There. That headline ought to increase my Google ranking, and possibly my score on Blogshares. Now on to the news:

According to this week’s Star Magazine (Breaking Celebrity News First!):

Even in a robe and curlers, Angelina Jolie is drop-dead gorgeous! On Aug. 18, the mom of two got set to shoot a scene on location on Long Island, N.Y., for her latest movie, The Good Shepherd, co-starring Matt Damon.

What does that have to do with the middle ages? Read on, dear read on-er. Also from Star Magazine:

Once that wraps, she’s set to play the queen of darkness in a computer-animated adaptation of the epic poem Beowulf.

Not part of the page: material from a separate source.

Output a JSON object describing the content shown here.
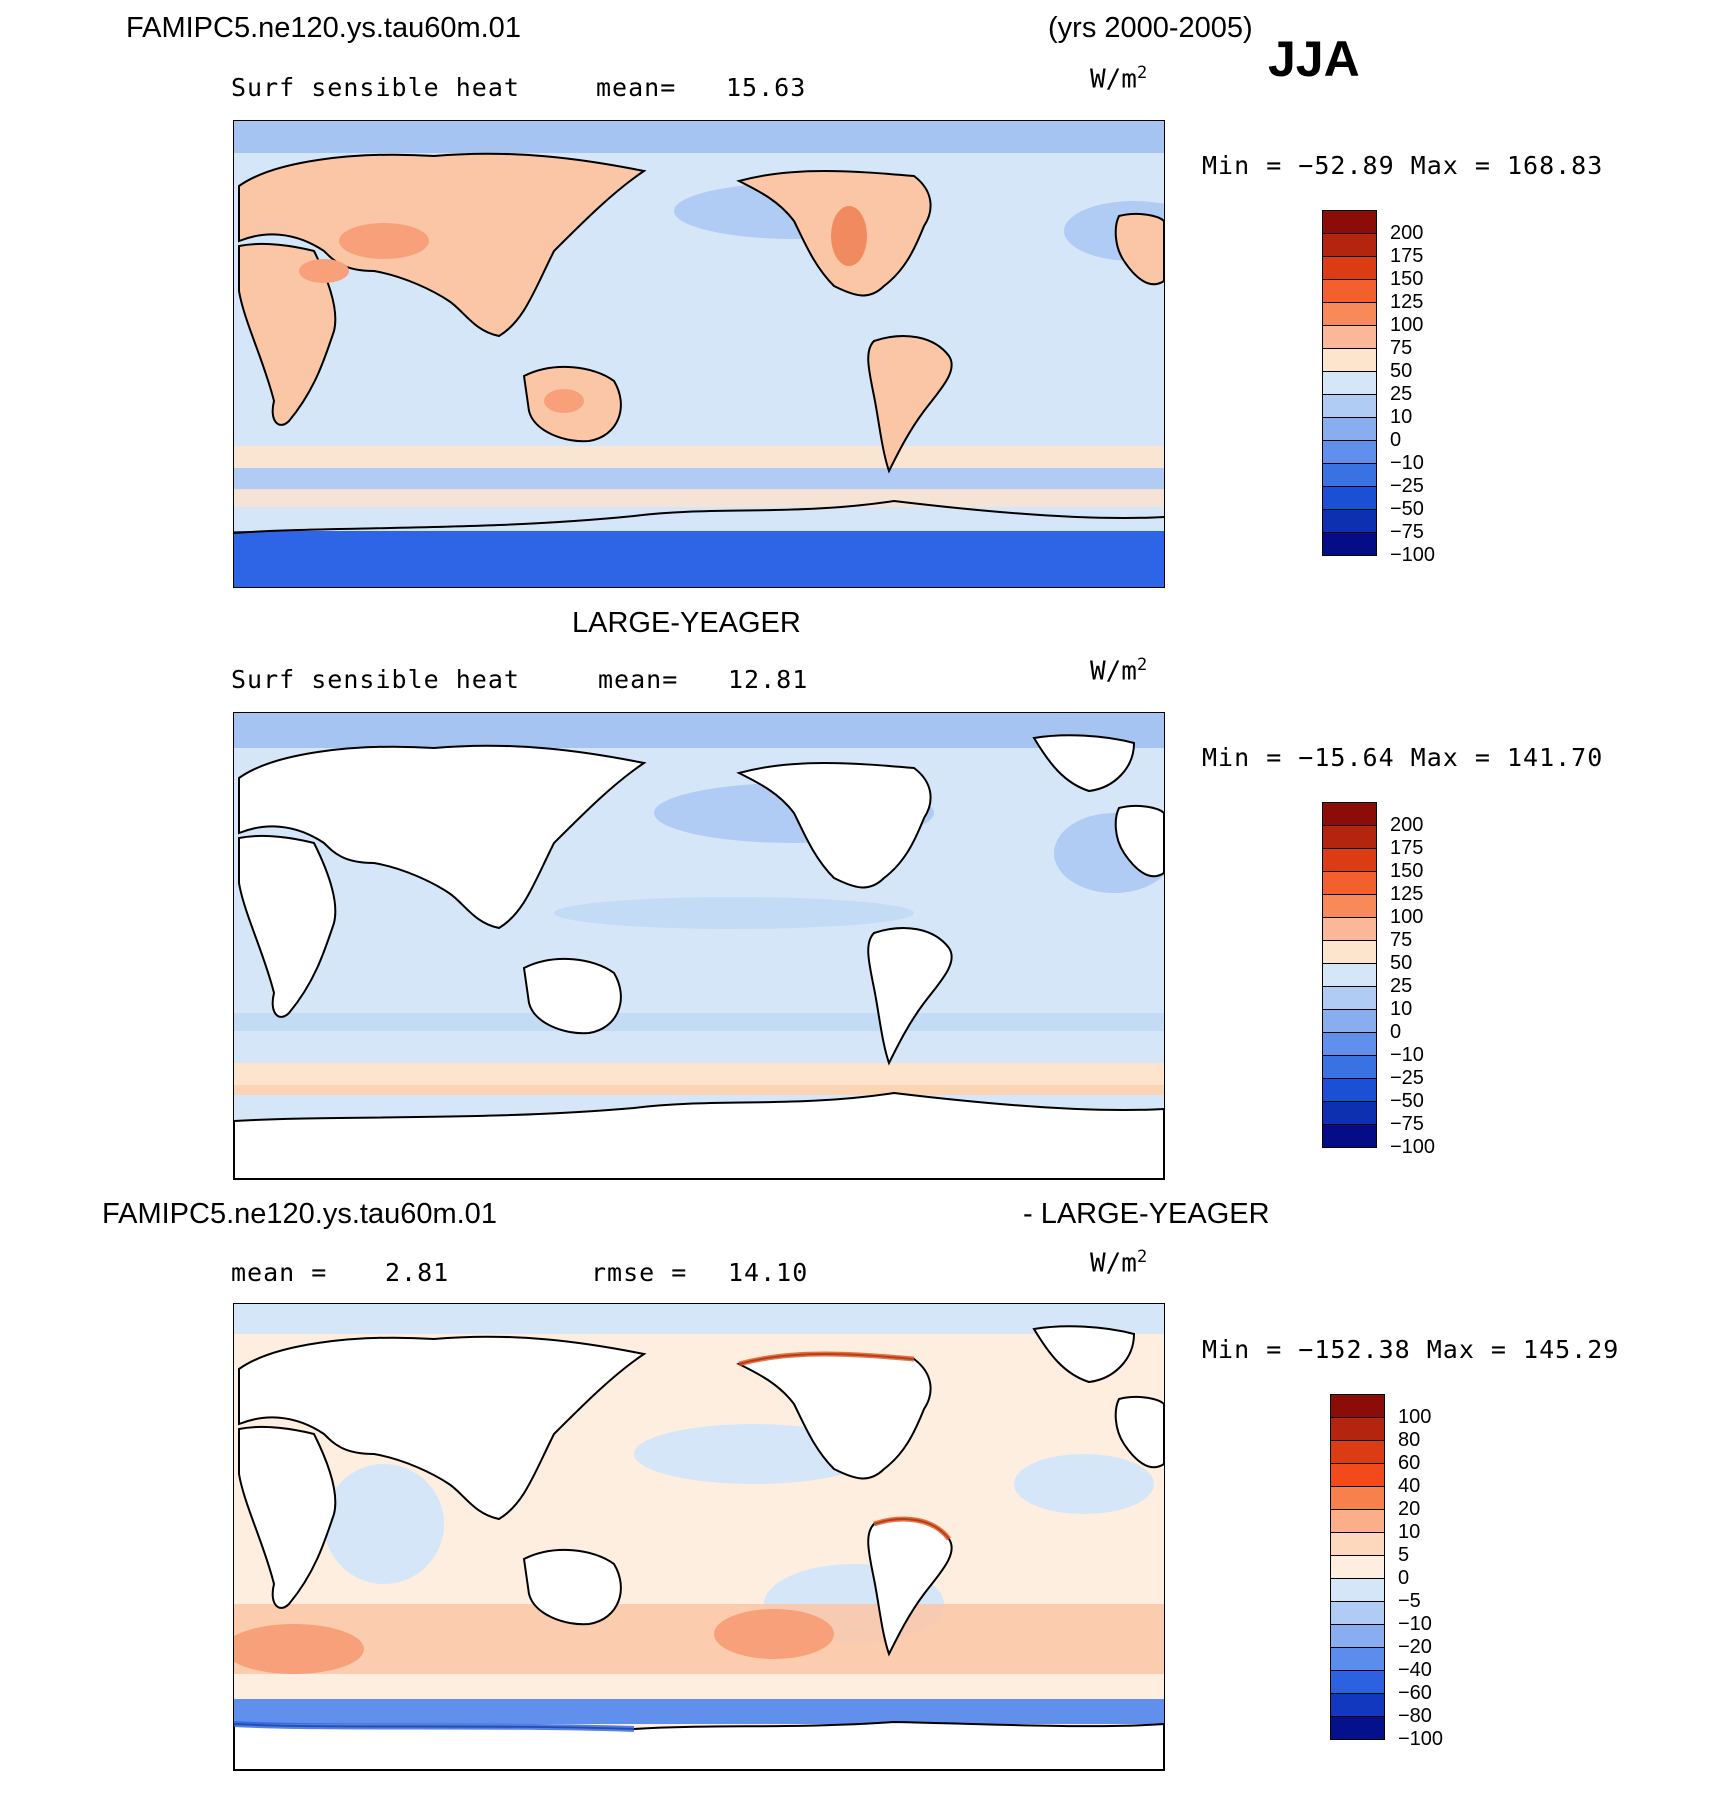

I’m confused for two reasons. 1) There’s no queen of darkness in Beowulf. The closest it’s got is Grendel’s mother, who’s more twisted hag at the bottom of a lake than queen of darkness. And 2) why would anyone want to cast Angelina Jolie in a computer-animated movie? Her number one asset is her drop-dead gorgeousness.*

If this report is accurate–and since I believe everything I read in magazines I pick up at the gym, I have to say it must be–then either I’ve been mistranslating Beowulf or misunderstanding the appeal of Ms. Jolie.

*Assets number two and three are usually found nestled snugly in a low cut dress. I suppose they could computer animate those, but that would hardly require her voice. So just like in Shark Tale, Angelina will be appearing sans-breasts: topless.